Thursday, January 8, 2009

I'm not even asking you to change your Facebook status.

I was up late talking to Candice after hanging out with friends and we really talked for a long time about guys and relationshits, and we've noticed a trend. In many cases, the female is the sole pursuer and the guy is just sitting in the wings, waiting to be fetched. Dude, I don't have time for that-- I'm a busy bitch.

I don't have time for a relationshit, but I still want that companionship that comes with it you know? I'm not asking you to marry me, I certainly am not asking you to rearrange your life around me (because God knows I won't for you), and don't assume I want you to be anything you don't want to be. In all honesty if I could in a way "rent" a boyfriend that'd take the cake.

I just want a boy I can have some laughs with, have fun, seriously talk to and kiss. That's quite literally all I have time for haha time for friends, so any guy I'm with would be like a glorified friend-with-benefits. We don't have to be exclusive, nor text everyday, just as long as when we're together its just me. I am open minded to a fault, but I will not take feeling used, or cheap.

I don't want weekly dates nor do I need us to constantly be together. I'm independent and busy as hell, so if our time together could be like a mini vacation almost, that'd be excellent. Maybe when one of us has a crazy test, afterwards we could hang out and just unwind, or even study together for midterms. That'd be charming and very thoughtful. However, I'm not saying I just want to stay in, that gets tiresome. Take me out when I've been in a mood, or just surprise me.

I want to be able to talk -- like really T A L K-- to a guy, about serious and trivial things. I don't like having to make all conversation on my own, and then get a look like "what is she going on about?" If you can woo my mind, you're a shoo in. There's very little that's sexier or more intriguing than a guy who can hold his own in a debate with me or can actually teach me something I didn't know. But don't get cocky, please, arrogance is not attractive on anyone. Self-confidence and self-assurance are both very great qualities for a guy to have, but once you reach doucher levels and cross into arrogant twat, then we've got a problem.

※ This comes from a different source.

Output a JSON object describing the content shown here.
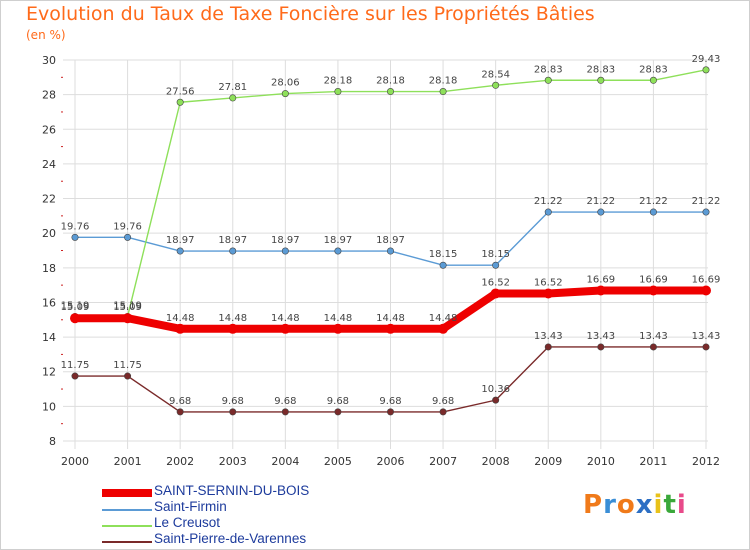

I'm not asking for you to buy me anything, I'm not asking for us to get a dog together, I'm not even asking you to move in with me. I just want a guy to make me feel special and like a lady, I just want a guy to fit and at the same time not fit so we'll have separate lives. I don't want a boyfriend, per say, I want someone to fit my idea of a boyfriend, because frankly I don't have time for much more than that. I'd like my "boyfriend" to be busy as well, so I'm not feeling like I have to hold back and entertain you.

If you are intimidated by someone who knows what they want or how they want it, you need not even apply. I'm not even asking for submissions, just keep in mind that not all girls need constant attention, nor showers of praise; if you tried that I'd just assume you were lying half the time anyway. I just am tired of people saying that I don't know what I want or that I'm too picky-- I am what I am, take it or leave it. I'm straight forward and don't have time for bullshit, so if that makes me an undate-able bitch in your mind, then so be it-- I don't have time for boys, sissies or idiots.

I need a man to be a man. I'm tired of always having to be the guy, to be the pursuer. I want to be wooed, pursued and seduced just as much as the next girl, so stop acting like I signed up to be the boy. I'm not saying I want you to open doors or order at restaurants for me, but no means would I ever mean that, I just want a guy to step up to the plate, take the lead, the initiative.

I'm not asking for much, I'm not asking for the universe tucked into a Juicy purse, I won't even ask you to change your Facebook status, something so trivial and small, all I ask is you be a guy I can laugh with, talk to, kiss and escape reality with for a bit.

1 comment:

Anonymous said...

I love this. Almost as much as I love you! This describes things so perfectly.